La constitutionnalité du texte en question
C’est d’ailleurs la question de la constitutionnalité du texte qui a poussé l’opposition à proposer au Sénat un amendement visant à réduire le champ d’application de la loi à certains lieux publics. "Le texte a de grandes chances d’être remis en cause par une cour de justice, que ce soit par la Cour constitutionnelle ou la Cour européenne des droits de l’Homme, a estimé Jean-Claude Peyronnet, membre du groupe socialiste au Sénat lors des discussions générales. "Une telle remise en cause serait une arme terrible pour les islamistes du monde entier. […] Il ne s’agit pas de s’opposer à ce texte, mais d’éviter qu’il ne devienne un acte proclamatoire en faveur du voile intégral."
Les sénateurs ont majoritairement rejeté l’amendement. "Le texte est parfaitement compatible avec la Constitution française et les principes défendus par la Cour européenne des droits de l’Homme", s’est défendue la ministre de la Justice, Michèle Alliot-Marie.
Les débats, qui ont duré un peu plus de quatre heures, ont principalement porté sur la dignité de la femme et les préceptes d’égalité et de laïcité de la République française. Toutes les formations politiques, sans exception, ont qualifié le voile de "symbole d’aliénation de la femme". "La burqa et le niqab sont plus que des vêtements religieux, ils constituent un défi à notre entendement et à notre raison, ils sont le signe de l’obscurantisme, de l’intolérance et du dogme", a déclaré Jean-Michel Baylet, membre du groupe d’opposition Rassemblement démocratique et social européen (RDSE). Pour la sénatrice de gauche Agnès Labarre (CRC-SPG), le voile intégral est "dégradant pour la femme, mais aussi pour tous les hommes, qui sont perçus comme des prédateurs sexuels".

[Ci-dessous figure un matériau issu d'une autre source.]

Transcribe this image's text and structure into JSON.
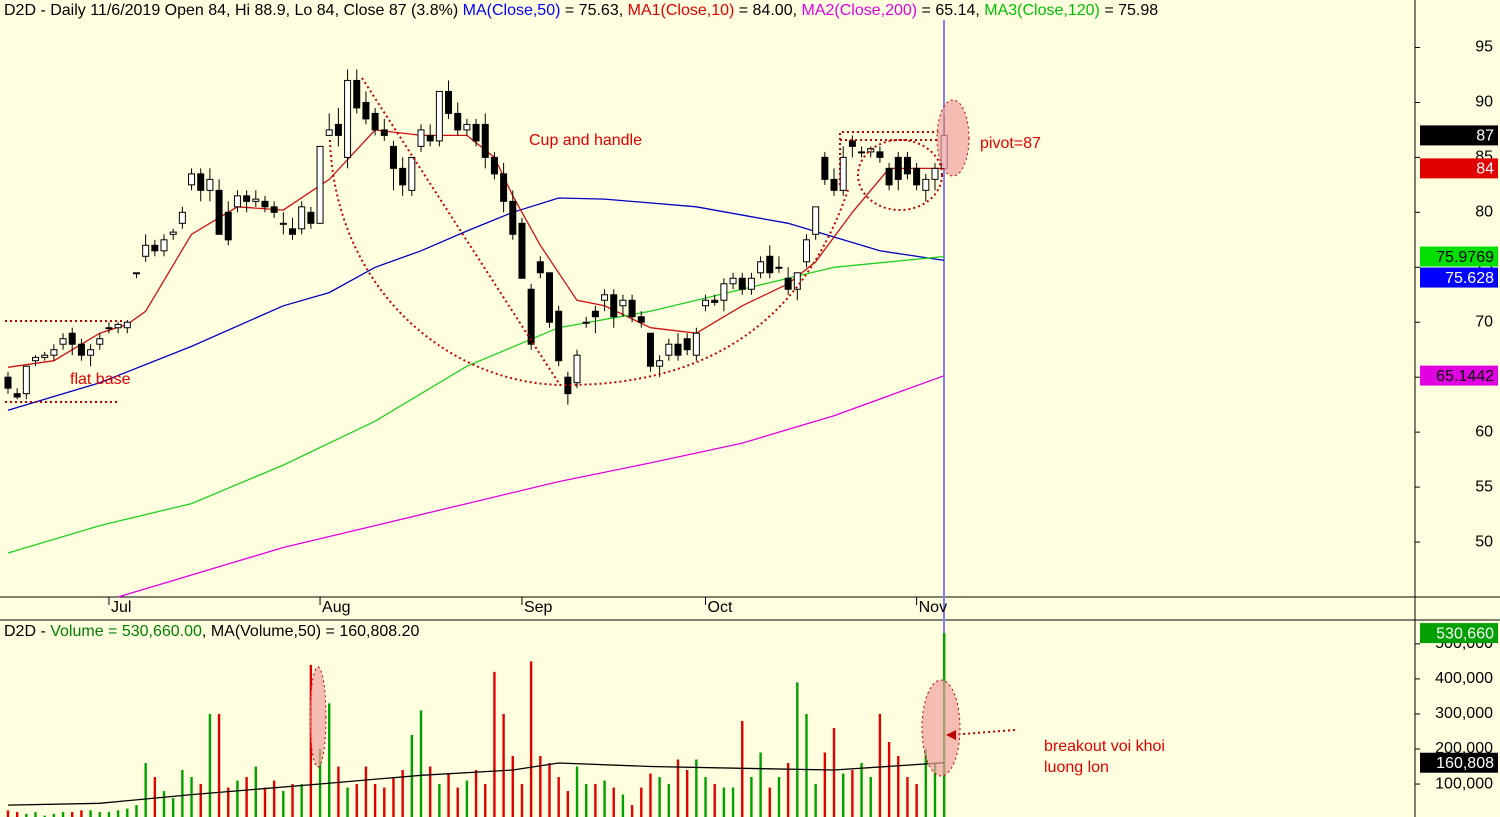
{
  "chart_data": [
    {
      "type": "candlestick",
      "title_segments": [
        {
          "text": "D2D - Daily 11/6/2019 Open 84, Hi 88.9, Lo 84, Close 87 (3.8%) ",
          "color": "#000000"
        },
        {
          "text": "MA(Close,50)",
          "color": "#0000ff"
        },
        {
          "text": " = 75.63, ",
          "color": "#000000"
        },
        {
          "text": "MA1(Close,10)",
          "color": "#e00000"
        },
        {
          "text": " = 84.00, ",
          "color": "#000000"
        },
        {
          "text": "MA2(Close,200)",
          "color": "#e000e0"
        },
        {
          "text": " = 65.14, ",
          "color": "#000000"
        },
        {
          "text": "MA3(Close,120)",
          "color": "#00c000"
        },
        {
          "text": " = 75.98",
          "color": "#000000"
        }
      ],
      "candles": [
        [
          65,
          65.5,
          63.5,
          64
        ],
        [
          63.5,
          64,
          63,
          63.2
        ],
        [
          63.5,
          66,
          63,
          66
        ],
        [
          66.5,
          67,
          66,
          66.8
        ],
        [
          66.8,
          67.3,
          66.5,
          67
        ],
        [
          67,
          68,
          66.5,
          67.5
        ],
        [
          68,
          69,
          67.5,
          68.5
        ],
        [
          69,
          69.5,
          67,
          68
        ],
        [
          68,
          68.5,
          66.5,
          67
        ],
        [
          67,
          68,
          66,
          67.5
        ],
        [
          68,
          69,
          67.5,
          68.5
        ],
        [
          69.5,
          70,
          69,
          69.5
        ],
        [
          69.5,
          70,
          69,
          69.8
        ],
        [
          69.5,
          70.2,
          69,
          70
        ],
        [
          74.5,
          74.5,
          74,
          74.5
        ],
        [
          76,
          78,
          75.5,
          77
        ],
        [
          77,
          77.5,
          76,
          76.5
        ],
        [
          76.5,
          78,
          76,
          77.5
        ],
        [
          78,
          78.5,
          77.5,
          78.2
        ],
        [
          79,
          80.5,
          78.5,
          80
        ],
        [
          82.5,
          84,
          82,
          83.5
        ],
        [
          83.5,
          84,
          81,
          82
        ],
        [
          82,
          84,
          81,
          83
        ],
        [
          82,
          83,
          78,
          78
        ],
        [
          80,
          81,
          77,
          77.5
        ],
        [
          80.5,
          82,
          80,
          81.5
        ],
        [
          81.5,
          82,
          80,
          81
        ],
        [
          81,
          82,
          80.5,
          81.2
        ],
        [
          81,
          81.5,
          80,
          80.5
        ],
        [
          80.5,
          81,
          79.5,
          80
        ],
        [
          79,
          80,
          78,
          79
        ],
        [
          78.5,
          79.5,
          77.5,
          78
        ],
        [
          78.5,
          81,
          78,
          80.5
        ],
        [
          80,
          80.5,
          78.5,
          79
        ],
        [
          79,
          86,
          79,
          86
        ],
        [
          87,
          89,
          87,
          87.5
        ],
        [
          88,
          89.5,
          86,
          87
        ],
        [
          85,
          93,
          84,
          92
        ],
        [
          92,
          93,
          89,
          89.5
        ],
        [
          90,
          91,
          88,
          88.5
        ],
        [
          89,
          89.5,
          87,
          87.5
        ],
        [
          87.5,
          88.5,
          86.5,
          87
        ],
        [
          86,
          86.5,
          82,
          84
        ],
        [
          84,
          85,
          81.5,
          82.5
        ],
        [
          82,
          85,
          81.5,
          85
        ],
        [
          86,
          88,
          85.5,
          87.5
        ],
        [
          87,
          88,
          86,
          86.5
        ],
        [
          86.5,
          91,
          86,
          91
        ],
        [
          91,
          92,
          88.5,
          89
        ],
        [
          89,
          90,
          87,
          87.5
        ],
        [
          87.5,
          88.5,
          87,
          88
        ],
        [
          88,
          88.5,
          86,
          86.5
        ],
        [
          88,
          89,
          84,
          85
        ],
        [
          85,
          85.5,
          83,
          83.5
        ],
        [
          83.5,
          84.5,
          80,
          81
        ],
        [
          81,
          82,
          77.5,
          78
        ],
        [
          79,
          79.5,
          74,
          74
        ],
        [
          73,
          73.5,
          67.5,
          68
        ],
        [
          75.5,
          76,
          74,
          74.5
        ],
        [
          74.5,
          74.5,
          69.5,
          70
        ],
        [
          71,
          71.5,
          66,
          66.5
        ],
        [
          65,
          65.5,
          62.5,
          63.5
        ],
        [
          64.5,
          67.5,
          64,
          67
        ],
        [
          70,
          70.5,
          69.5,
          70
        ],
        [
          71,
          71.5,
          69,
          70.5
        ],
        [
          72,
          73,
          71,
          72.5
        ],
        [
          72.5,
          73,
          69.5,
          70.5
        ],
        [
          71.5,
          72.5,
          70.5,
          72
        ],
        [
          72,
          72.5,
          70,
          70.5
        ],
        [
          70.5,
          71,
          69.5,
          70
        ],
        [
          69,
          69,
          65.5,
          66
        ],
        [
          66,
          67,
          65,
          66.5
        ],
        [
          67,
          68.5,
          66.5,
          68
        ],
        [
          68,
          69,
          66.5,
          67
        ],
        [
          68.5,
          69,
          67,
          67.5
        ],
        [
          67,
          69.5,
          66.5,
          69
        ],
        [
          71.5,
          72.5,
          71,
          72
        ],
        [
          72,
          72.5,
          71.5,
          71.8
        ],
        [
          72,
          74,
          71,
          73.5
        ],
        [
          73.5,
          74.5,
          73,
          74
        ],
        [
          74,
          74.5,
          72.5,
          73
        ],
        [
          73,
          74.5,
          72.5,
          74
        ],
        [
          74.5,
          76,
          74,
          75.5
        ],
        [
          76,
          77,
          74,
          74.5
        ],
        [
          75,
          76,
          74.5,
          75
        ],
        [
          74,
          75,
          72.5,
          73
        ],
        [
          73,
          74.5,
          72,
          74.5
        ],
        [
          75.5,
          78,
          75,
          77.5
        ],
        [
          78,
          80.5,
          77.5,
          80.5
        ],
        [
          85,
          85.5,
          82.5,
          83
        ],
        [
          83,
          84,
          81.5,
          82
        ],
        [
          82,
          86,
          81.5,
          85
        ],
        [
          86.5,
          87,
          85,
          86
        ],
        [
          85.5,
          86,
          85,
          85.5
        ],
        [
          85.5,
          86,
          85,
          85.8
        ],
        [
          85.5,
          86,
          84.5,
          85
        ],
        [
          84,
          84.5,
          82,
          82.5
        ],
        [
          85,
          85.5,
          82,
          83
        ],
        [
          85,
          85.5,
          83,
          83.5
        ],
        [
          84,
          84.5,
          82,
          82.5
        ],
        [
          82,
          83.5,
          81,
          83
        ],
        [
          83,
          84.5,
          82,
          84
        ],
        [
          84,
          88.9,
          84,
          87
        ]
      ],
      "up_color": "#ffffff",
      "down_color": "#000000",
      "lines": [
        {
          "color": "#0000c0",
          "x": [
            0,
            10,
            20,
            30,
            35,
            40,
            45,
            50,
            55,
            60,
            65,
            75,
            85,
            95,
            102
          ],
          "values": [
            62,
            64.5,
            67.8,
            71.5,
            72.7,
            75,
            76.5,
            78.3,
            80,
            81.3,
            81.2,
            80.5,
            79,
            76.5,
            75.63
          ]
        },
        {
          "color": "#d01010",
          "x": [
            0,
            5,
            10,
            13,
            15,
            20,
            25,
            30,
            35,
            40,
            45,
            50,
            53,
            55,
            58,
            62,
            65,
            70,
            75,
            80,
            85,
            88,
            92,
            96,
            100,
            102
          ],
          "values": [
            65.9,
            66.5,
            69,
            69.8,
            71,
            78,
            80.5,
            80.2,
            83,
            87.5,
            87,
            87,
            85,
            81.5,
            77,
            72,
            71.5,
            69.5,
            69,
            71.5,
            73.5,
            75.5,
            80,
            84,
            84,
            84
          ]
        },
        {
          "color": "#20d020",
          "x": [
            0,
            10,
            20,
            30,
            40,
            50,
            60,
            70,
            80,
            90,
            102
          ],
          "values": [
            49,
            51.5,
            53.5,
            57,
            61,
            66,
            69.5,
            71,
            73,
            75,
            75.98
          ]
        },
        {
          "color": "#e000e0",
          "x": [
            12,
            20,
            30,
            40,
            50,
            60,
            70,
            80,
            90,
            102
          ],
          "values": [
            45,
            47,
            49.5,
            51.5,
            53.5,
            55.5,
            57.2,
            59,
            61.5,
            65.14
          ]
        }
      ],
      "xlim": [
        -0.87,
        153.3
      ],
      "xticks": [
        {
          "value": 11,
          "label": "Jul"
        },
        {
          "value": 34,
          "label": "Aug"
        },
        {
          "value": 56,
          "label": "Sep"
        },
        {
          "value": 76,
          "label": "Oct"
        },
        {
          "value": 99,
          "label": "Nov"
        }
      ],
      "ylim": [
        45,
        97.5
      ],
      "yticks": [
        50,
        55,
        60,
        65,
        70,
        75,
        80,
        85,
        90,
        95
      ],
      "last_labels": [
        {
          "value": 87,
          "label": "87",
          "bg": "#000000",
          "fg": "#ffffff"
        },
        {
          "value": 84,
          "label": "84",
          "bg": "#e00000",
          "fg": "#ffffff"
        },
        {
          "value": 75.9769,
          "label": "75.9769",
          "bg": "#00e000",
          "fg": "#000000"
        },
        {
          "value": 75.628,
          "label": "75.628",
          "bg": "#0000ff",
          "fg": "#ffffff"
        },
        {
          "value": 65.1442,
          "label": "65.1442",
          "bg": "#e000e0",
          "fg": "#000000"
        }
      ],
      "annotations": [
        "flat base",
        "Cup and handle",
        "pivot=87"
      ]
    },
    {
      "type": "bar",
      "title_segments": [
        {
          "text": "D2D - ",
          "color": "#000000"
        },
        {
          "text": "Volume = 530,660.00",
          "color": "#008000"
        },
        {
          "text": ", MA(Volume,50) = 160,808.20",
          "color": "#000000"
        }
      ],
      "values": [
        25000,
        20000,
        15000,
        20000,
        10000,
        15000,
        20000,
        20000,
        25000,
        25000,
        20000,
        20000,
        25000,
        30000,
        40000,
        160000,
        120000,
        80000,
        60000,
        140000,
        120000,
        100000,
        300000,
        300000,
        90000,
        110000,
        120000,
        150000,
        90000,
        110000,
        80000,
        100000,
        100000,
        440000,
        200000,
        330000,
        150000,
        90000,
        100000,
        150000,
        100000,
        90000,
        120000,
        140000,
        240000,
        310000,
        150000,
        100000,
        130000,
        90000,
        110000,
        140000,
        100000,
        420000,
        300000,
        180000,
        100000,
        450000,
        180000,
        160000,
        120000,
        80000,
        150000,
        100000,
        100000,
        110000,
        90000,
        70000,
        40000,
        90000,
        130000,
        120000,
        100000,
        170000,
        140000,
        170000,
        120000,
        100000,
        90000,
        90000,
        280000,
        120000,
        190000,
        90000,
        120000,
        160000,
        390000,
        300000,
        100000,
        190000,
        260000,
        130000,
        140000,
        160000,
        120000,
        300000,
        220000,
        180000,
        120000,
        100000,
        200000,
        160000,
        530660
      ],
      "up_color": "#00a000",
      "down_color": "#e00000",
      "ma_line": {
        "color": "#000000",
        "x": [
          0,
          10,
          20,
          34,
          45,
          55,
          60,
          70,
          80,
          90,
          102
        ],
        "values": [
          40000,
          45000,
          70000,
          100000,
          125000,
          140000,
          160000,
          150000,
          145000,
          140000,
          160808
        ]
      },
      "ylim": [
        6000,
        568000
      ],
      "yticks": [
        {
          "value": 100000,
          "label": "100,000"
        },
        {
          "value": 200000,
          "label": "200,000"
        },
        {
          "value": 300000,
          "label": "300,000"
        },
        {
          "value": 400000,
          "label": "400,000"
        },
        {
          "value": 500000,
          "label": "500,000"
        }
      ],
      "last_labels": [
        {
          "value": 530660,
          "label": "530,660",
          "bg": "#00a000",
          "fg": "#ffffff"
        },
        {
          "value": 160808,
          "label": "160,808",
          "bg": "#000000",
          "fg": "#ffffff"
        }
      ],
      "annotations": [
        "breakout voi khoi",
        "luong lon"
      ]
    }
  ]
}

Rompant avec l’unanimité des premières minutes, Alima Boumadiene-Thiery, membre des Vert rattachée au groupe socialiste, a pointé du doigt les manœuvres politiciennes du gouvernement, critiquant notamment la "surenchère sécuritaire". "On aurait aimé que le gouvernement se précipite tout autant pour pallier de graves lacunes sur d’autres aspects de l’égalité homme-femme, comme l’inégalité salariale", a-t-elle ironisé.
Les valeurs républicaines au centre du débat
"Pacte républicain", "valeurs républicaines", "lutte contre le communautarisme" et "unité nationale" ont ponctué les interventions de la chambre haute du Parlement. "Vivre ensemble suppose l’acceptation du regard de l’autre", a déclaré Michèle Alliot-Marie, à l’ouverture des débats. Ce n’est pas une question de sécurité ou de religion, mais de respect de nos principes républicains. La République se vit à visage découvert", a-t-elle lancé.
"[Le port du voile intégral] ne concerne pas que le nombre anecdotique de quelques centaines ou quelques milliers de personnes, mais il concerne notre société et l’idée que nous avons de la France, a insisté Louis Nègre, membre du groupe UMP au Sénat. Le port du voile intégral est un prosélytisme à caractère plus politique que religieux", a-t-il en outre estimé, citant un "récent sondage" dans lequel 82 % des Français se disent opposés à la dissimulation du visage.
Lors d’une vibrante intervention, Robert Badinter, membre du groupe socialiste, a rappelé les principes de laïcité de la République française, permettant à chacun de pratiquer sa religion librement. Puis a ajouté : "En interdisant le voile intégral dans l’ensemble de l’espace public, vous n’empêchez personne de pratiquer sa religion."
Le texte prévoit 150 euros d’amende éventuellement assorti d’un stage de citoyenneté pour toutes les personnes dissimulant leur visage sur la voie publique. Toute personne obligeant une femme à se voiler intégralement sera passible d’un an de prison et de 30 000 euros d’amende. La loi prévoit de doubler ces peines contre tout individu obligeant une mineure à porter burqa ou niqab.